There is no shortage of romantic comedies, but Crazy, Stupid, Love is a complete home run. The film captures a neat balance of romantic and comedic elements, though what shines through are the quite hard-hitting and, for want of a better phrase, adult themes that make this a hugely relatable watch.
Rather than a standard teen romance, Crazy, Stupid, Love is a more mature translation of the trials of love, portraying both young people and adults as they explore the romantic landscape. This ensemble storyline feels really refreshing, reminiscent of the Shakespeare comedies As You Like It and A Midsummer Night’s Dream in the construction of the romance plot. The pursuit of unrequited love and the challenges between familiar lovers are common narratives. However, it comes as no surprise that the comedy is so strong, largely thanks to the involvement of Steve Carell, an actor renowned for his comic roles.
As well as being a producer on the film, Carell plays one of the principal characters, Cal, starring alongside Julianne Moore as his wife Emily. Together they create a realistic portrayal of a troubled relationship. Their chemistry as parents trying to figure out how to fix things is something many can connect to. The real heart of the film comes through in the relationship between Cal and Ryan Gosling’s character Jacob, who tries to lift Cal’s spirits and help him reinvent himself. They are an unlikely pairing, but Gosling fully embraces the role and transforms what could potentially be an unlikeable, sleazy character into one we love to watch. Cal and Jacob represent opposite ends of the masculine spectrum, at risk of being caricatures; as we see their relationship build and both characters grow, we recognise the depth and humanity that they share.
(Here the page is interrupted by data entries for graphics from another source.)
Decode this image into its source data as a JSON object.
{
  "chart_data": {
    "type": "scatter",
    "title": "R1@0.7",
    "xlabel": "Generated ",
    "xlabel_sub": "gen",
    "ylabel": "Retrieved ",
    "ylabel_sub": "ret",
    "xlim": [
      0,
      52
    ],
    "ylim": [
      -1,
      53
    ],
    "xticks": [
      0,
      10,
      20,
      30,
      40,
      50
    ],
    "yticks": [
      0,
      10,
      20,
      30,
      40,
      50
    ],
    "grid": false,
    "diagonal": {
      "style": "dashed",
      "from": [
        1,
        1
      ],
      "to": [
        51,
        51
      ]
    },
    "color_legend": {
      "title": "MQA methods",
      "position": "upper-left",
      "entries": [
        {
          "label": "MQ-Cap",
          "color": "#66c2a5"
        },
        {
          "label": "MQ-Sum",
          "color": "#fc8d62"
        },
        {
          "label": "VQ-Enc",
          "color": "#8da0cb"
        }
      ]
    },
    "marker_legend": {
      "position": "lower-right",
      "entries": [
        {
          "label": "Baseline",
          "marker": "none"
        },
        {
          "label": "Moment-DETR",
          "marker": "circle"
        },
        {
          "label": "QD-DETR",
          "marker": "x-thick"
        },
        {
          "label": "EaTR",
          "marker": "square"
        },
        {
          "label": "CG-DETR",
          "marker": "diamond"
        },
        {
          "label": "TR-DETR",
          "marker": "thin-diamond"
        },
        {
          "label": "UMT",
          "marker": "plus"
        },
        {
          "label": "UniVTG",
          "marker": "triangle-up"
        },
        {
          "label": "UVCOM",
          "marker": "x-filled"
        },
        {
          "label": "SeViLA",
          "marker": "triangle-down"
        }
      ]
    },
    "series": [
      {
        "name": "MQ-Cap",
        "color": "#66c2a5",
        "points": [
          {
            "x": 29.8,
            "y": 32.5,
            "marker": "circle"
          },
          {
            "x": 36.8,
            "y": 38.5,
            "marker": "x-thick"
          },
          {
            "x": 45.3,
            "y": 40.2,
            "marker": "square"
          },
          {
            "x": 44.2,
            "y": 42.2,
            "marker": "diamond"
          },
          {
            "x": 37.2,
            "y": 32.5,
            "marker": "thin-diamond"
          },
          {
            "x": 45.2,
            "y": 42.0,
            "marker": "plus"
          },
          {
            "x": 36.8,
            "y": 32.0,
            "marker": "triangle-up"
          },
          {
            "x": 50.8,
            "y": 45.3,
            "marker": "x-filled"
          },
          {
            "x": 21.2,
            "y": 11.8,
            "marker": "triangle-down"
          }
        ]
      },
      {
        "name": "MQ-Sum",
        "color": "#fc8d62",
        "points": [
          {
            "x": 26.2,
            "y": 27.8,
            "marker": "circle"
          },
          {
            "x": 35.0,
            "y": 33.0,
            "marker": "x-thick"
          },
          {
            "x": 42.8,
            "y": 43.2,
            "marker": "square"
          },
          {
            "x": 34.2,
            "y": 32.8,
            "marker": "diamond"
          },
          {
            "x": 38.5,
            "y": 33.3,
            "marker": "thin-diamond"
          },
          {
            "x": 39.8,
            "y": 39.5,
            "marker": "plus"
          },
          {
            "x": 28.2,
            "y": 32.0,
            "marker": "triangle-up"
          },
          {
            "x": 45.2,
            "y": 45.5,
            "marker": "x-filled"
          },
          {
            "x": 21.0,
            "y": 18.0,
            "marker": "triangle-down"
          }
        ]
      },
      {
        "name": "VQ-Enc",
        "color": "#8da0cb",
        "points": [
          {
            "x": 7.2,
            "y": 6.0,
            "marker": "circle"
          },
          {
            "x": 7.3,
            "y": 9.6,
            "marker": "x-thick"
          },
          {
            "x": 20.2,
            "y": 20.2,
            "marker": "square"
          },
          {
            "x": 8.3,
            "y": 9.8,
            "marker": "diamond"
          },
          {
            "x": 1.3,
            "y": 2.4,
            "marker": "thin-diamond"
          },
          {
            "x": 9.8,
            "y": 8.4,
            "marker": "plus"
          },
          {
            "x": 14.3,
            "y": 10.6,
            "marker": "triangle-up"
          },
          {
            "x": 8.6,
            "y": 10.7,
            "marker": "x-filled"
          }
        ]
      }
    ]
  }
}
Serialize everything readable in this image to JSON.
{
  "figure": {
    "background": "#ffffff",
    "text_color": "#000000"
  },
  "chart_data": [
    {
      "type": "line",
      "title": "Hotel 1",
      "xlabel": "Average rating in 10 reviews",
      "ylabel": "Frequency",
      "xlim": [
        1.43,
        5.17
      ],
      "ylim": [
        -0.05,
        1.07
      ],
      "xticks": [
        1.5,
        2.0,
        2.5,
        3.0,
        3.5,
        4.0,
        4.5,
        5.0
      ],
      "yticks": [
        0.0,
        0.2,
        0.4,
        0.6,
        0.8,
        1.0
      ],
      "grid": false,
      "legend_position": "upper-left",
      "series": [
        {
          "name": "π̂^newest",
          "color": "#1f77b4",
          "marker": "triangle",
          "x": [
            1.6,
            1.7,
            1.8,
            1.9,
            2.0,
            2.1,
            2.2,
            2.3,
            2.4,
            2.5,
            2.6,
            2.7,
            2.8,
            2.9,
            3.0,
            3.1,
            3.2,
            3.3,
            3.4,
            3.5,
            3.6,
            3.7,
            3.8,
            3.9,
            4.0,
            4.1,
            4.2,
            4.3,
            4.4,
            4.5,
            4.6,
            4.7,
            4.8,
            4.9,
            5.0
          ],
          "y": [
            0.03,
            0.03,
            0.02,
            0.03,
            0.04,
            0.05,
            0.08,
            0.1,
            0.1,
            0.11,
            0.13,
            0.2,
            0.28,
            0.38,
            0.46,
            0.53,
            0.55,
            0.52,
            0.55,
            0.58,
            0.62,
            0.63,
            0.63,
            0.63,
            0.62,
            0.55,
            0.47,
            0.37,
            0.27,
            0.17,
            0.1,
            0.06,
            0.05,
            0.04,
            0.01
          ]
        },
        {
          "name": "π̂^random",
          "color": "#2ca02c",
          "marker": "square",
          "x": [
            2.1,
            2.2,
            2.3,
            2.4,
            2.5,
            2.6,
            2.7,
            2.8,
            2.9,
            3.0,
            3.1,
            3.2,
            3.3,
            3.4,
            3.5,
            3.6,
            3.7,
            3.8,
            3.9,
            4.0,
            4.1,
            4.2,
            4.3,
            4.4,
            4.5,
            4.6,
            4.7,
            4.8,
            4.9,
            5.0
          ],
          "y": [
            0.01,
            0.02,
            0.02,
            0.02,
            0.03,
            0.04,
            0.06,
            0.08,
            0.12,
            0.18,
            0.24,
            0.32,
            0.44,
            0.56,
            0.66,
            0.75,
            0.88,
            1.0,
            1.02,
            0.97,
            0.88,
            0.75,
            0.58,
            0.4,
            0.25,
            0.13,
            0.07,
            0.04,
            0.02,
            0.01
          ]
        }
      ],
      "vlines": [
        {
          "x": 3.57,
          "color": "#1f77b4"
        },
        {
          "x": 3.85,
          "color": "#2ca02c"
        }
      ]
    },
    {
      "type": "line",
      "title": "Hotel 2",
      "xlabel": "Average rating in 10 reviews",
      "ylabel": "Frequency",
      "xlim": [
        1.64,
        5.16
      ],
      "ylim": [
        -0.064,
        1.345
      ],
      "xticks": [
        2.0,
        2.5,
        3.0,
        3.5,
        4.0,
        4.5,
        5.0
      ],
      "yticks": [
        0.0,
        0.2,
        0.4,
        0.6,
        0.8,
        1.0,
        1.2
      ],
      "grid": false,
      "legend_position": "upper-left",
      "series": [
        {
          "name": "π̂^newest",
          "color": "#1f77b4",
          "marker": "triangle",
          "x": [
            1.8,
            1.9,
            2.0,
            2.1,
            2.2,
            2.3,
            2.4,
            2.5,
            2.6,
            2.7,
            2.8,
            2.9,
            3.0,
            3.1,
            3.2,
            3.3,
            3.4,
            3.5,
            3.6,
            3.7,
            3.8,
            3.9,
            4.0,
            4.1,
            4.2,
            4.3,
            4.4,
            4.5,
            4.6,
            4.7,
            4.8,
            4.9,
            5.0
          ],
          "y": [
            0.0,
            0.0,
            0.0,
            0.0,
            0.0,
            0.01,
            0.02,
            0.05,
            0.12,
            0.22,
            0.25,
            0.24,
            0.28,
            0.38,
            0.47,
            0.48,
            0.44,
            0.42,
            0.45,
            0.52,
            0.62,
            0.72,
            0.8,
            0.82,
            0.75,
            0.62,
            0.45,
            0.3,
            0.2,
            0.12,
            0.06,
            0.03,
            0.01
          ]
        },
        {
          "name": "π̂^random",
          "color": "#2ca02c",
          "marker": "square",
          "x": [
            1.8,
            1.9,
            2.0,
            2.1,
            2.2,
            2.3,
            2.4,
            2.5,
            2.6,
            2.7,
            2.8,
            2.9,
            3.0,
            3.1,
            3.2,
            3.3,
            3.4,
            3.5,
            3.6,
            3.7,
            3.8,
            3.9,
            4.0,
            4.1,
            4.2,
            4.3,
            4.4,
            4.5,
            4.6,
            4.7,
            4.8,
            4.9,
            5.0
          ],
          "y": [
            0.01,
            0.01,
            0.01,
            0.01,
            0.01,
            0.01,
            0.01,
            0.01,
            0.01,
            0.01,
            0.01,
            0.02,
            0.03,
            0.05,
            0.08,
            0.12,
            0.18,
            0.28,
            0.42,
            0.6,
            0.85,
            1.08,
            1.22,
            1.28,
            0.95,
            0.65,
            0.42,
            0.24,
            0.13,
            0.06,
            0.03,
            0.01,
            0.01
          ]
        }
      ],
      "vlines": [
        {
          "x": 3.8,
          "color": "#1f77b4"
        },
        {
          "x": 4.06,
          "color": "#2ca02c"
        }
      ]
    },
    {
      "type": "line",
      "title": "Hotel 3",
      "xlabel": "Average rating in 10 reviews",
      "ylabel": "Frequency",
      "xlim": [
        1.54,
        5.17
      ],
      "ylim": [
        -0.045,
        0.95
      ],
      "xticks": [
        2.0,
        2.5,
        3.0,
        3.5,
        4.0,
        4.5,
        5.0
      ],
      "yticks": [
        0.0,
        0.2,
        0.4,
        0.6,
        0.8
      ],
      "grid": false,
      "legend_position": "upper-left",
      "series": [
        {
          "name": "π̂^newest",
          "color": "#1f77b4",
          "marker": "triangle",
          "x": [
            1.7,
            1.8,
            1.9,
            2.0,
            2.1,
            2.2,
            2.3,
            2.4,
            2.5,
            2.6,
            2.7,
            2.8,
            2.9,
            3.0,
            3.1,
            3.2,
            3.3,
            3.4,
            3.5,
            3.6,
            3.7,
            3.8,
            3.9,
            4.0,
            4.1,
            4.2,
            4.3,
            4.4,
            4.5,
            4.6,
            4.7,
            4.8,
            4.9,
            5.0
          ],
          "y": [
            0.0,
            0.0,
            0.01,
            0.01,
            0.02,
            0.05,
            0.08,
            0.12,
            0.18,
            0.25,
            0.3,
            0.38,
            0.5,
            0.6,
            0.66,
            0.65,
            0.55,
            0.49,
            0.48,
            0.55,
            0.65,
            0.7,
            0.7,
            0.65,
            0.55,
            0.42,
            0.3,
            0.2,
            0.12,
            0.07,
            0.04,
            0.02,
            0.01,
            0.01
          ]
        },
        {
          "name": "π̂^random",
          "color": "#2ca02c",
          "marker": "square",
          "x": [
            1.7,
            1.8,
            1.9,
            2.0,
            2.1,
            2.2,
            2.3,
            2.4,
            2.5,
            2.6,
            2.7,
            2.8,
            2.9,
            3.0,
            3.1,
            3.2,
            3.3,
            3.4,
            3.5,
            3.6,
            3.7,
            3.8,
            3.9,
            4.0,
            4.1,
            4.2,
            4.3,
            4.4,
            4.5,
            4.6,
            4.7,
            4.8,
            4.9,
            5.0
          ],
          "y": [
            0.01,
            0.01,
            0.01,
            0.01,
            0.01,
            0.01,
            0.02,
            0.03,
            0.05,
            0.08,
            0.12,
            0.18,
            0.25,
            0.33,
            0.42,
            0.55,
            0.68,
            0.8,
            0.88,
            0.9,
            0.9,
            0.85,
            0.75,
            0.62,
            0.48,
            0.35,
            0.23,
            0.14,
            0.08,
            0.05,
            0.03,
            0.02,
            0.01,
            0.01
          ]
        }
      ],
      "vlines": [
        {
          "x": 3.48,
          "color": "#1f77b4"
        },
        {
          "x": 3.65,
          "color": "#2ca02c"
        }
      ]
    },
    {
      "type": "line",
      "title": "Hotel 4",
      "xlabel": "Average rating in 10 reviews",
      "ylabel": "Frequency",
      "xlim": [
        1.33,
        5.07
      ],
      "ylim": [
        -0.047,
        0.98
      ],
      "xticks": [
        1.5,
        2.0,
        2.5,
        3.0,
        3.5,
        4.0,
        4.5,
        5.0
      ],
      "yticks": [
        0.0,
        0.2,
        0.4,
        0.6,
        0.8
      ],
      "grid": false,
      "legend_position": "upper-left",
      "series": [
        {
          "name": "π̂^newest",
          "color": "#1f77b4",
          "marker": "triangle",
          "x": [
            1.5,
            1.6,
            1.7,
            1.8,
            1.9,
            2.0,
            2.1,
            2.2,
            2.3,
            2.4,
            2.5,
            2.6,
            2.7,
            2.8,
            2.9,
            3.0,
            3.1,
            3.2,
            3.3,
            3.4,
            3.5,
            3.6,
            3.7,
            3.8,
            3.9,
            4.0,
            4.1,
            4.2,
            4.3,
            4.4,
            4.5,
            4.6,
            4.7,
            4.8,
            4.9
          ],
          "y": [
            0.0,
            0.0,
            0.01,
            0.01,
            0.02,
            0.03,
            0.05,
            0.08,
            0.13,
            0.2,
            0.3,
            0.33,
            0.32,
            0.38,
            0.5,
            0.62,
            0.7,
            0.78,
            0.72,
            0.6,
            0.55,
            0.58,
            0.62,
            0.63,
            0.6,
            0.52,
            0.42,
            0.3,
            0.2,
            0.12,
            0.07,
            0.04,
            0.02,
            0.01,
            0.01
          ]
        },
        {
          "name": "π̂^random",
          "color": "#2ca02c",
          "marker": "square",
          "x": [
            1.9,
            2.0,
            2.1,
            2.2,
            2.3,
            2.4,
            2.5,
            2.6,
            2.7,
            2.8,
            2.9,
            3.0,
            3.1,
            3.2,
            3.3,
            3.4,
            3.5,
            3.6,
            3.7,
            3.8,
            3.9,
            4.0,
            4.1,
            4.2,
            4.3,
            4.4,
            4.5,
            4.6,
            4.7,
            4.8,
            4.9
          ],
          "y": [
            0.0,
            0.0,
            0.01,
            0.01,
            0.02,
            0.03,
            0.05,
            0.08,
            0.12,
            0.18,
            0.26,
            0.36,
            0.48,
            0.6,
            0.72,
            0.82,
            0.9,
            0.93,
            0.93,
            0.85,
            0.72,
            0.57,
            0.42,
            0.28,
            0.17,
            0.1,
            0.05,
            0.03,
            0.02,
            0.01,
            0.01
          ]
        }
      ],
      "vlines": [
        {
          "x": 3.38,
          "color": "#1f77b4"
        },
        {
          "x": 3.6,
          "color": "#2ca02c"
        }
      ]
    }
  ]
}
Crazy, Stupid, Love could have been very monotone film in that, were the comedy not to evolve throughout film, there would be little room for the characters to develop. It does the opposite of that. The tone shifts in each scene, with the characters given opportunity to navigate their own narrative. Possibly the best example of this is the pivotal scene where Cal attempts to recreate his first date with Emily and recapture the initial romance. The tone seemingly shifts with every line and movement, signalling the colliding of multiple personal narratives. There is a huge amount of humour in the scene, but this is undercut and bought back into the ‘real’ world with the tragedy of what feels like a permanent impasse in everyone’s relationships. The audience is hit hard, and for a time this becomes a quite sad experience, but the ending more makes up for this – with credit in part to Jonah Bobo’s performance as Cal and Emily’s son Robbie – marking many characters’ respective redemptions.
What comes through most for me is the feel-good aspect of the film. There is something for everyone in the story, whether you are an older parent or a young teen going through puberty. It feels like a dialled-up version of real life. Crazy, Stupid, Love provides the perfect escape to a cinematic world, something that I would be happy to see more people appreciate.